The Federal Communications Commission is abandoning cybersecurity rules it rushed into place after China's devastating Salt Typhoon hack exposed major telecom carriers. Republican Chair Brendan Carr's FCC will vote Thursday to rescind security requirements that were meant to prevent another breach affecting AT&T, Verizon, T-Mobile and other providers.
The Federal Communications Commission just pulled the plug on its only meaningful response to one of the biggest cybersecurity disasters in US telecom history. Republican Chair Brendan Carr's FCC is set to vote Thursday to scrap cybersecurity rules that were hastily implemented after China's Salt Typhoon hackers infiltrated America's largest carriers.
The timing couldn't be more revealing. Less than a year after the China-linked Salt Typhoon hack exposed critical vulnerabilities at AT&T, Verizon, T-Mobile, and Lumen Technologies, the agency is abandoning the very safeguards designed to prevent a repeat performance. The hack was so devastating that federal officials urged Americans to communicate only through encrypted apps, fearing Chinese operatives were still lurking in carrier networks.
The FCC's previous Democratic leadership, led by Jessica Rosenworcel, responded with emergency cybersecurity requirements and opened public comment on additional protections. Now Carr's team is calling those measures an overreach, arguing in a fact sheet that the rules impose "vague and amorphous" standards with "costly new burdens" on providers.

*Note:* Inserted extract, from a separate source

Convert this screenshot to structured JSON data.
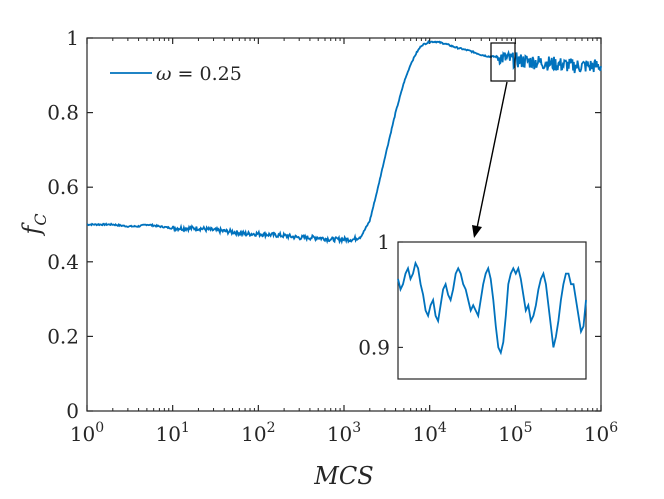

Telecom industry groups are cheering the reversal. They've lobbied the FCC to kill the requirements, insisting carriers have already hardened their networks voluntarily since the breach. The industry argues the FCC overstepped its authority and that existing security measures are sufficient to handle sophisticated state-sponsored threats.
But Democratic Commissioner Anna Gomez isn't buying it. "We are going to reverse the only meaningful effort this agency has advanced in response to that hack," she told The Verge in an exclusive interview. She warns that voluntary industry efforts aren't enough when facing advanced persistent threats from nation-state actors.
The Salt Typhoon breach exposed how unprepared US telecom infrastructure was for sophisticated attacks. A White House national security adviser revealed that carriers' lack of basic cybersecurity protections contributed to the hack's success. The attackers gained access to wiretapping systems used by law enforcement, potentially compromising sensitive government communications.
This regulatory rollback comes as US cyber defenses face mounting pressure from budget cuts and political attacks on federal cybersecurity agencies. Gomez fears the Trump administration is "weakening our cyber defenses" just when America needs an "all hands on deck strategy" against increasingly bold adversaries.
Carr has framed the rollback as a necessary course correction, part of his broader deregulation agenda. But critics argue it sends the wrong signal to both industry and adversaries. The message: America's telecom networks are once again open season for state-sponsored hackers.
The political timing raises uncomfortable questions about priorities. While China's cyber capabilities continue advancing, US regulators are retreating from oversight just months after a breach that shook national security officials. Industry promises of voluntary compliance ring hollow when previous voluntary measures failed to prevent Salt Typhoon's success.
Gomez's warning feels prophetic: "My fear is Americans will be less secure from the day this hack was discovered a little over a year ago. And our adversaries will see this as an invitation, and will continue to prod our networks." The FCC's vote Thursday will test whether America learned anything from its worst telecom security failure in decades.
The FCC's decision to abandon cybersecurity rules after Salt Typhoon represents a troubling retreat from accountability just when America needs stronger defenses. By choosing industry convenience over national security, regulators risk leaving the door open for the next devastating breach. Whether voluntary industry measures can protect critical infrastructure from determined nation-state actors remains an expensive gamble with Americans' digital security.